Eine der größten Herausforderungen dabei, abgesehen von den offensichtlichen Platzgründen: den neuen Raum in der kargen Umgebung schnell zu einem lebenswerten Ort werden zu lassen. „Innerhalb ihrer eigenen Logik sind Parkhäuser ja geniale Bauwerke“, sagt Jerome. „Die große Frage war: Wie lässt sich diese kalte Ansammlung von Böden, Pfeilern und Rampen aus Beton und Stahl in ein Wohnumfeld verwandeln?“ Die Studenten fanden die Antwort im Aufbau einer Gemeinschaft. Sie sollte die Wärme erzeugen, die der Mensch braucht, um auf Level C, Box 431, gut zu leben.

Gemeinsamer Grün- und Kreativbereich: SCADpads haben eine Menge zu bieten

Das wichtigste Element für mehr Lebensqualität: eine gemeinsame Grünfläche für alle SCADpads mit Bio-Gemeinschaftsgarten und einen gemeinsamen Bereich für Recycling und Kompostierung. Zusätzlich wurde ein Kreativbereich eingerichtet. In diesem „Maker Space“ können die Bewohner mit einem 3D-Drucker verschiedene Objekte für ihre „Pads“ herstellen. Auch gegen die Dunkelheit half schlaue Technik – in Form eines Tageslichtkollektors auf dem Dach, der zusätzliches Sonnenlicht in die unteren Etagen leitet.

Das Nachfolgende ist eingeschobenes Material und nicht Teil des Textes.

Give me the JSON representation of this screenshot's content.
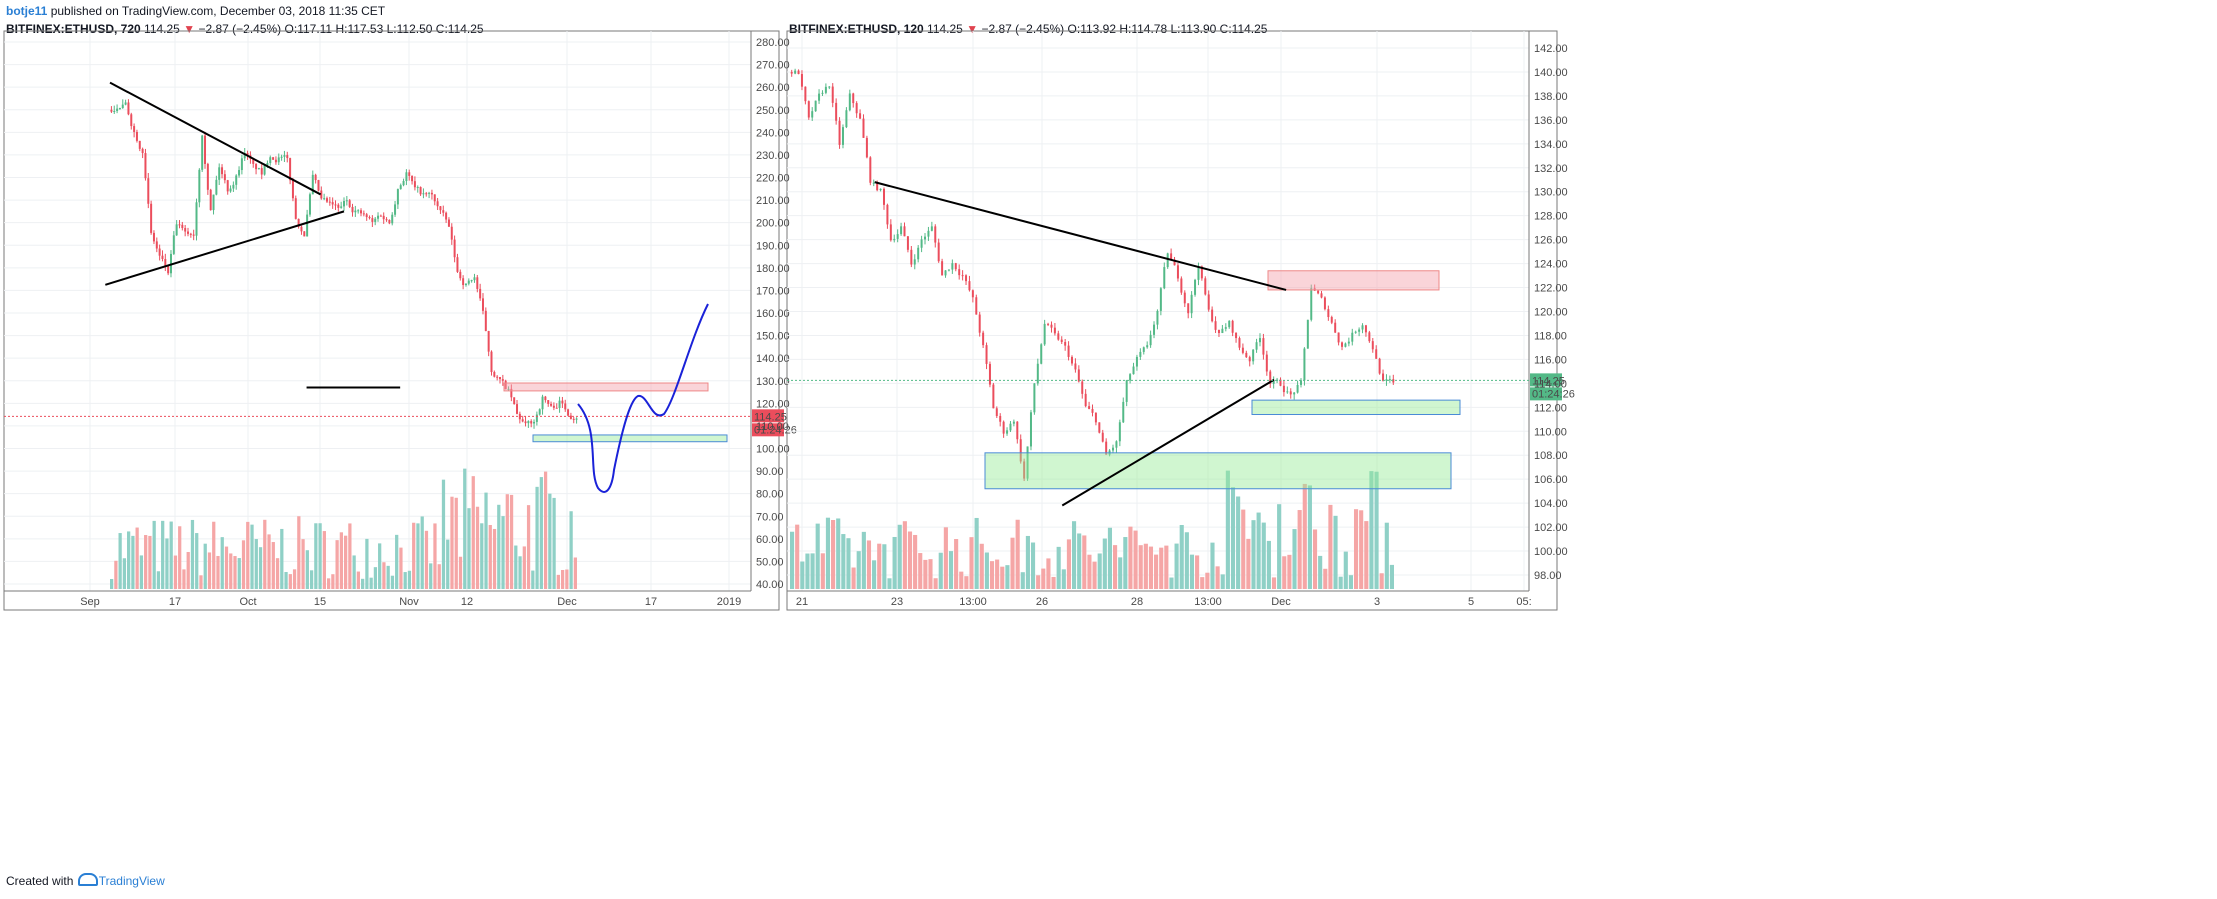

Jerome hat eine Woche lang in einem SCADpad gelebt. Er sagt, er wäre nach Ablauf dieser Zeit gerne geblieben. „Kommunizieren und teilen ist eines unserer Grundbedürfnisse. SCADpad hat uns dies ermöglicht: Wir haben viel zusammen gekocht und dabei Kräuter aus dem Gemeinschaftsgarten verwendet.“

Ein Alltag wie in einer Kommune urbaner Neohippies – der nur durch das herausragende Design dieser bezahlbaren, temporären Architektur möglich wurde. Unterm Strich bleibt allerdings Handfestes: Drei bereits gebaute Prototyp-Einheiten und das Angebot an alle Stadtplaner und Betreiber schlechtgehender Parkhäuser, weitere Exemplare zum Preis von je 40.000 USD (37.000 EUR) zu produzieren; Lieferzeit: schlanke zwei Monate.